第四節
「アミー、タオル貸してー」
宮殿の客間に入るなり、アニエミエリの部屋にエルルティスがやってきた。日々の鍛錬を欠かしたことのない彼女だが、忘れ物の数と頻度は尋常じゃない。従卒が必要なのはアニエミエリではなくエルルティスの方だろう。だが、その従卒がオリビノエイタではあまり役に立たないかも知れない。
ともあれ、その後、エルルティスはしばらくアニエミエリの部屋に居座り続けた。おかげで、夜が更けても軍服を脱ぐ機会を逸してしまった。
「ねー、どー思う?」
「何が?」
部屋にはふたりだけなので、口調や態度をとやかく言う必要もないだろう。アニエミエリもその方が楽だった。
「オリタ君はさ、あの、なんだっけ?」
なんだっけと言われても困る。
「敗残騎士だっけ? 昨日のあの人たちを悪くないってゆってたじゃん?」
今朝の謁見の間でのこと。確かに、アニエミエリも気にはなっていた。
「でも、魔術師の女の子もこの国の人みーんなも、あの人たちが皇帝を殺そうとしてたー、ってゆーじゃん。アミーは気にならない?」
普段はふざけているかとぼけているかのどちらかだが、さすがはアルテプラーノ、否、旧大陸最後にして最強の剣客である。鋭い。
「どうかな? 気にはなるよ?」
この旅に幼馴染みふたりと臨んだのは正解だった。四六時中、神聖古語か将校言葉では息が詰まってしまう。エルルティスとふたりきりなら素のままの自分でいい。

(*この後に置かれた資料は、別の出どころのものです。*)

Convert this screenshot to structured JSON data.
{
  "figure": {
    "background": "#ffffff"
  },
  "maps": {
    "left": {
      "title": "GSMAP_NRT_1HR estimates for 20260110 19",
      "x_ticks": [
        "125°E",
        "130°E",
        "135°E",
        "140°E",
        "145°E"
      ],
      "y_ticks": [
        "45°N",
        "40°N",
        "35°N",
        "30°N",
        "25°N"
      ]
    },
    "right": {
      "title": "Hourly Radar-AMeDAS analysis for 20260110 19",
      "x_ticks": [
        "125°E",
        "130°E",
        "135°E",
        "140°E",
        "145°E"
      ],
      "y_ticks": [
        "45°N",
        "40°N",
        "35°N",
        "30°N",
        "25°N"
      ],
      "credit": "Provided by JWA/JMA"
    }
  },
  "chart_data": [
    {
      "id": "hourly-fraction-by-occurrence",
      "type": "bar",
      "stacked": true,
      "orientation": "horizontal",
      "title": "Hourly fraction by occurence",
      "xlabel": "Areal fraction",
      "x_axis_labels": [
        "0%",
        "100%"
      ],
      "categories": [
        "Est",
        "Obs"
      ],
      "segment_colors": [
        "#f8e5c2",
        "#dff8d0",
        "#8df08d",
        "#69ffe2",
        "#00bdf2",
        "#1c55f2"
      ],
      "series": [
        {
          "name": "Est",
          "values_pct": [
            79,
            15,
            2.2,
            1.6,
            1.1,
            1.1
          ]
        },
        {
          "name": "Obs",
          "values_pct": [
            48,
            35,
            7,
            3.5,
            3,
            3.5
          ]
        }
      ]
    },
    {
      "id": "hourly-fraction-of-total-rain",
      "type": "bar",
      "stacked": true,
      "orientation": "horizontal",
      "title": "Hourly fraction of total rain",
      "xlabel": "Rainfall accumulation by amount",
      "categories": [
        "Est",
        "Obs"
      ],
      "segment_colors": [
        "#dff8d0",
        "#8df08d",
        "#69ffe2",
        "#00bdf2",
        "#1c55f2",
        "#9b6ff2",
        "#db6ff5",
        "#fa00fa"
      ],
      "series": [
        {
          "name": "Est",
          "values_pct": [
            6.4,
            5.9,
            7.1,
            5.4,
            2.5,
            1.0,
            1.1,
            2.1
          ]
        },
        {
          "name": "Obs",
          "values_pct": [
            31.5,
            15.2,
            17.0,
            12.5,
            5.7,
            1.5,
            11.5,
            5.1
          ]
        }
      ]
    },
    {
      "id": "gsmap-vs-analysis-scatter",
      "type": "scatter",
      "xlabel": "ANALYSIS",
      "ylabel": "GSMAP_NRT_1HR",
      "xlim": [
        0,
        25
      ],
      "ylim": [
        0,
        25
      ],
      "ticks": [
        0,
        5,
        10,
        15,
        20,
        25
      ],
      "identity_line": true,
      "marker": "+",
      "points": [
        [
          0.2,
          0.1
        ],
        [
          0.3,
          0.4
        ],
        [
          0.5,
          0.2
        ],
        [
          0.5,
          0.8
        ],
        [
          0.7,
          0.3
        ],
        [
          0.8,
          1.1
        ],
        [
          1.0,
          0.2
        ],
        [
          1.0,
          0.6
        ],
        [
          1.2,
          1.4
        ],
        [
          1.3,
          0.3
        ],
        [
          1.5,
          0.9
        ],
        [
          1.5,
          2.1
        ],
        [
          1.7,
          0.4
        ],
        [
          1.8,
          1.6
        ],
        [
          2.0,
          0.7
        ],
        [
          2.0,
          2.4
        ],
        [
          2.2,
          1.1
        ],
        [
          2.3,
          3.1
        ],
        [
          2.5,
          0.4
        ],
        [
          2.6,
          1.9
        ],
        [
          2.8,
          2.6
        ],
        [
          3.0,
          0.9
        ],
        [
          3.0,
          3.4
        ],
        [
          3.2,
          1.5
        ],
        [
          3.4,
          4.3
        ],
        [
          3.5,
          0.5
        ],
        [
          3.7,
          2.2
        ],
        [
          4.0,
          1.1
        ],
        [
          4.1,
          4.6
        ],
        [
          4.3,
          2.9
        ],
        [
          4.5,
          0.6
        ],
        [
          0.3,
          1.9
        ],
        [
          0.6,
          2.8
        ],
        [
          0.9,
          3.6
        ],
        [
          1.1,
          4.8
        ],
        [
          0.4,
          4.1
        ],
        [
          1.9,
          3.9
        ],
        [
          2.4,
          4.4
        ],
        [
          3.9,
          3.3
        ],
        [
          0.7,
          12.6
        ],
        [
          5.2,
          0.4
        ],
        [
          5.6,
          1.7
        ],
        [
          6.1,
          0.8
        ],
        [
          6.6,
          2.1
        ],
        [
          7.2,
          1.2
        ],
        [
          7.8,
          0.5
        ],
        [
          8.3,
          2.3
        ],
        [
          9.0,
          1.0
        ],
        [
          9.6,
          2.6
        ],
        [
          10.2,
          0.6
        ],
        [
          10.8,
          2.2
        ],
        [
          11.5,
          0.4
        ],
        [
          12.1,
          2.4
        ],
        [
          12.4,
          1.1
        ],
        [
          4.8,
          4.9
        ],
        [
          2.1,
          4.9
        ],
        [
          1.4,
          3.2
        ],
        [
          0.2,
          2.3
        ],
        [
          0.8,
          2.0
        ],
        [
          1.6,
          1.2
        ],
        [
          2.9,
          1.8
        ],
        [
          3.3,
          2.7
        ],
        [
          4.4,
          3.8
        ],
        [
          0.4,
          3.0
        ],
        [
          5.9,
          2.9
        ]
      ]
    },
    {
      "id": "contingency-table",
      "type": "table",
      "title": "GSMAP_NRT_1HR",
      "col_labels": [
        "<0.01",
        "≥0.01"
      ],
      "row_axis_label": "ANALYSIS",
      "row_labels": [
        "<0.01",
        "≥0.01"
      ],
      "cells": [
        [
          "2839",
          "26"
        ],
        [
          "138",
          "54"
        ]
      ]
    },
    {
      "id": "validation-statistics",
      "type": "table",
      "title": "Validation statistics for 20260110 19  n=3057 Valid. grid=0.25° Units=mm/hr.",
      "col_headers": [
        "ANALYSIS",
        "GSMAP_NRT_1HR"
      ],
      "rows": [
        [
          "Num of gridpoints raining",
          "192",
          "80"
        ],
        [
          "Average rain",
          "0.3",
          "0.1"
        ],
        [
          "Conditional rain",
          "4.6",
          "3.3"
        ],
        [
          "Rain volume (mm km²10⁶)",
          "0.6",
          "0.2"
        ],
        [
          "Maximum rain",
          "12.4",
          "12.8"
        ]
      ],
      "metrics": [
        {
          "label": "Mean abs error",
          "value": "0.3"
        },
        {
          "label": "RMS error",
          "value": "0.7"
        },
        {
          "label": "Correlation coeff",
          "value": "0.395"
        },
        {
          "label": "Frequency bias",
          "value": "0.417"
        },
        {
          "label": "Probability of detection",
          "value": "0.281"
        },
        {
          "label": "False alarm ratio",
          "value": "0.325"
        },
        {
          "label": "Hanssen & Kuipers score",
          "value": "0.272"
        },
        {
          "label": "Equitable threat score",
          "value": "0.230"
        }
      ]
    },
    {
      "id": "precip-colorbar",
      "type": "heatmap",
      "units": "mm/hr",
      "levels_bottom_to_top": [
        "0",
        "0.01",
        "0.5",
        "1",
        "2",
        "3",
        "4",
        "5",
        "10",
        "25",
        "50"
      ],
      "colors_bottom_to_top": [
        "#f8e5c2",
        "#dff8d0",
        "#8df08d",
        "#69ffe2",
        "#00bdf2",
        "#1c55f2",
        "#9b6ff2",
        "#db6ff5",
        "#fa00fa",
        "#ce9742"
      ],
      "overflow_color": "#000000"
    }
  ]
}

「でも、私の立場からすれば、どっちでもいいかな? それが本音」
「ま、ひとんちのことだもんね」
勝手にベッドに転がりながら話すエルルティス。
「そういうこと」
椅子の背もたれに身を任せ、天井を仰ぐ。これまた豪華な装飾が施された天井だ。
「極端な話、皇帝が暗殺されても私たちには関係ない。むしろ、時と場合と人によっては喜ぶかもね? 政情不安定なヴェリアリープ帝国へ出兵する理由が出来た、って」
アニエミエリは念のため声を潜めた。
「正直、ソニエナディー公使が黒幕かもって疑ったくらいだもの」
「なくはないけど、嘘の得意な人には見えなかったなー」
エルルティスの人物評は意外と正鵠を射る。太刀筋同様に鋭く、今回ばかりは苦笑するしかない。外交官でありながら、公使は口が滑らか過ぎるとアニエミエリも思っていたのだ。
「まあね……あ、そうだ。嘘っていえば、アイツは? 碧空騎士団のアイツが何か隠し事してるってエルティー言ってたでしょ?」
昨日、敗残騎士のアジトでエルルティスと斬り合った騎士――ピアニエ・イェンスト・エリーティングスのことだ。相手を負かしたエルルティスは「隠し事は腕を鈍らせるよ」と助言だか挑発だかを口にしていたはずだ。
「あー、あれかー」
「奴らが黒幕の自作自演ってことはないのかな? あの騎士団、外国人だけじゃなくて門閥貴族も嫌ってる様子だったし」
「犯人を仕立て上げて自分たちで斬った、みたいな?」
陰謀の歴史を考えればよくあることではある。だが、エルルティスは少しだけ考えるもすぐに否定した。
「あの隠し事はそーゆーんじゃないからー」
「じゃあ何を?」
「個人的なこと」
ヒトサマの秘事を軽々に話すつもりはないらしい。私の胸の内はからかうくせに!
「それにしてもさー。皇帝だからってあんな女の子が命狙われるとかアレだよね、ひとんちのことだけど、さ」
いつもと同じ調子でエルルティスは大切なことを言う。
「そもそも貴族とはいえ……そうね、アレよね」
ソニエナディー公使曰く、女性でありながら家督を継いだ唯一の貴族だから皇帝に選出されたという。世界最大の封建国家の頂点として、政治のあれやこれやに振り回され、命を狙われるにはまだ若く、同情を禁じ得ない。
「気分のいいものじゃないよね」
「うん」
こんこん。
突然のノック。夜もだいぶ更けてきたのに誰が何の用だろうか?
「はい、何でしょう?」
扉を開くと、金髪碧眼の侍女がひとり。使用人にしてはしっかりとこちらを見つめている。
「夜更けに失礼します、フローナースト中尉」
その青い瞳、その鈴の音のような声に覚えがあった。しかし、丁寧な物言いと身なりが記憶を妨げる。思い出せない。
「あ、噂をすれば」
気配もなく背後に近寄ったエルルティスにはすぐに誰だかわかったらしい。
「どしたのー? 皇帝がこんなとこにー」
「えっ」
それは侍女の格好をした皇帝――クラリーク一世だった。